Boot camp: brutal, but effective

Grateful? I don't know, but my profile is awesome.
"It's like Cesar Millan came to Wellesley and worked a miracle!" Mom squealed. Now, Mom is prone to exaggeration, so I must tell you that while Cesar the Great did not show up at our door, he's got an unofficial East Coast counterpart.

I was the dog who wouldn't go. I wouldn't go forward, I wouldn't go backward. Tons of products exist to keep dogs in check. But what was the answer to get me to go? Mom despaired while I ruled.

The answer turned out to be Elaine Stern of The Grateful Dog (there's a misnomer!) Elaine doesn't come with a camera crew, and you don't have to submit audition videos to validate that you're a genuine worst case. Having known me from her puppy training classes, Elaine didn't need any proof of my stubborness. In fact, she had probably been expecting Mom's frantic pleas for some time now.

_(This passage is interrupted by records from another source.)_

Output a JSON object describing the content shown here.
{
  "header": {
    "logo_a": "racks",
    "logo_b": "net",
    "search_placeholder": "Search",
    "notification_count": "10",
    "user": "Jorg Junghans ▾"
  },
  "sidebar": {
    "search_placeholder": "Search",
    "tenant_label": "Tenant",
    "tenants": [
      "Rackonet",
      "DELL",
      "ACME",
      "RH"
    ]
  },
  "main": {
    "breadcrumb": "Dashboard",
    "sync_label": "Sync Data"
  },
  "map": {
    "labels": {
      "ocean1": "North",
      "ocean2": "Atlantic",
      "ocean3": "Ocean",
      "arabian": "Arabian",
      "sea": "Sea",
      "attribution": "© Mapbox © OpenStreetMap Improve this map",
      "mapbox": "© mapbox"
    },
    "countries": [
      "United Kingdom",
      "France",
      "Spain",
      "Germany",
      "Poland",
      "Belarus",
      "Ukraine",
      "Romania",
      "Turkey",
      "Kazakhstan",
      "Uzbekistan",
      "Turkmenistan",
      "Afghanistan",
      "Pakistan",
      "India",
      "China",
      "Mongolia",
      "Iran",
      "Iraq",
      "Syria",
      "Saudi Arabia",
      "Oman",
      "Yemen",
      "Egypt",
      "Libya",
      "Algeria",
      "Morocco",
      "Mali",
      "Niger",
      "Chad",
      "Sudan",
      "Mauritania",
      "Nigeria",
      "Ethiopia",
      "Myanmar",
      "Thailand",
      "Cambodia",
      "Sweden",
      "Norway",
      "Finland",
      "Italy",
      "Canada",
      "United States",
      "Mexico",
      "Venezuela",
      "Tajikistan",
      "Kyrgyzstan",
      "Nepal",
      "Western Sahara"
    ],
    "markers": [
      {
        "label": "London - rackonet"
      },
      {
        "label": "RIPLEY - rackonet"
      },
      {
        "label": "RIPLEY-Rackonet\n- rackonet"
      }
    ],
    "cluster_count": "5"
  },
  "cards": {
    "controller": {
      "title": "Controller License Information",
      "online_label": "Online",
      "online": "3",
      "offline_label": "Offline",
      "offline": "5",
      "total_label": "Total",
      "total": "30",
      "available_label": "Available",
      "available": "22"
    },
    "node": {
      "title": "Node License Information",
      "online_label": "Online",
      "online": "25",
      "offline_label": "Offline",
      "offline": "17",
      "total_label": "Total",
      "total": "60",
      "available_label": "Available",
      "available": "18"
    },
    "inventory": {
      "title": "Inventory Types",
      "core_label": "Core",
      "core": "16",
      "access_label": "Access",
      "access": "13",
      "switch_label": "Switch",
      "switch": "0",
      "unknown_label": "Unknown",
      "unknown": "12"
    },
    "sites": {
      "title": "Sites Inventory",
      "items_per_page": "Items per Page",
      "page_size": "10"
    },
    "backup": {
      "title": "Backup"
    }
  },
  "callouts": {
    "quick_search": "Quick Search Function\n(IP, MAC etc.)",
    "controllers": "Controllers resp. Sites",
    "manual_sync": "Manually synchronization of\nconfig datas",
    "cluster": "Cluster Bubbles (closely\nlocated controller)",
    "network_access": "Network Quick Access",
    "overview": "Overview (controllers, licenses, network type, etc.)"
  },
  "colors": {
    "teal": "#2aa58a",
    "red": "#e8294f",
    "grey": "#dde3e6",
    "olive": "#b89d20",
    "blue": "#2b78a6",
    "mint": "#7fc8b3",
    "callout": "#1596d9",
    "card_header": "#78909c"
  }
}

Given that Elaine's been visiting over the last month, putting me through my paces, and with Mom trying (valiantly, but not so successfully) to follow up, I've been exhausted. Hence, my less frequent posting. Frankly, if it weren't for the call of the food bowl, some days I would have rather stayed in bed. Dad, as always, remained on neutral ground, wisely staying out of the process.

As part of my training, Elaine took note of lots of things: the flipped-up couch cushions, my eating habits, my weight,  my sleeping places. Among other keen observations, she felt I was a bit tubby. "He's not in any shape for hunting right now," she said, not that I would dream of it. "He wouldn't get very far." She did, however, approve of my beds, all of them: Serta Perfect Sleeper, double; Sealy Posturepedic, single; armchair, large. "Big dogs need to be off the floor."

As a result of boot camp, I now condescend to an afternoon walk in my very own neighborhood. Before, a steak could have been on the front steps, the door open all the way, and I would have just looked askance while lolling in the front hall. Now, I get up and head out, like a regular dog.

Too bad Mom didn't make those videos. Because if I had been on TV, I bet I would have my own driver right now, taking me wherever I wanted to go. No walking required.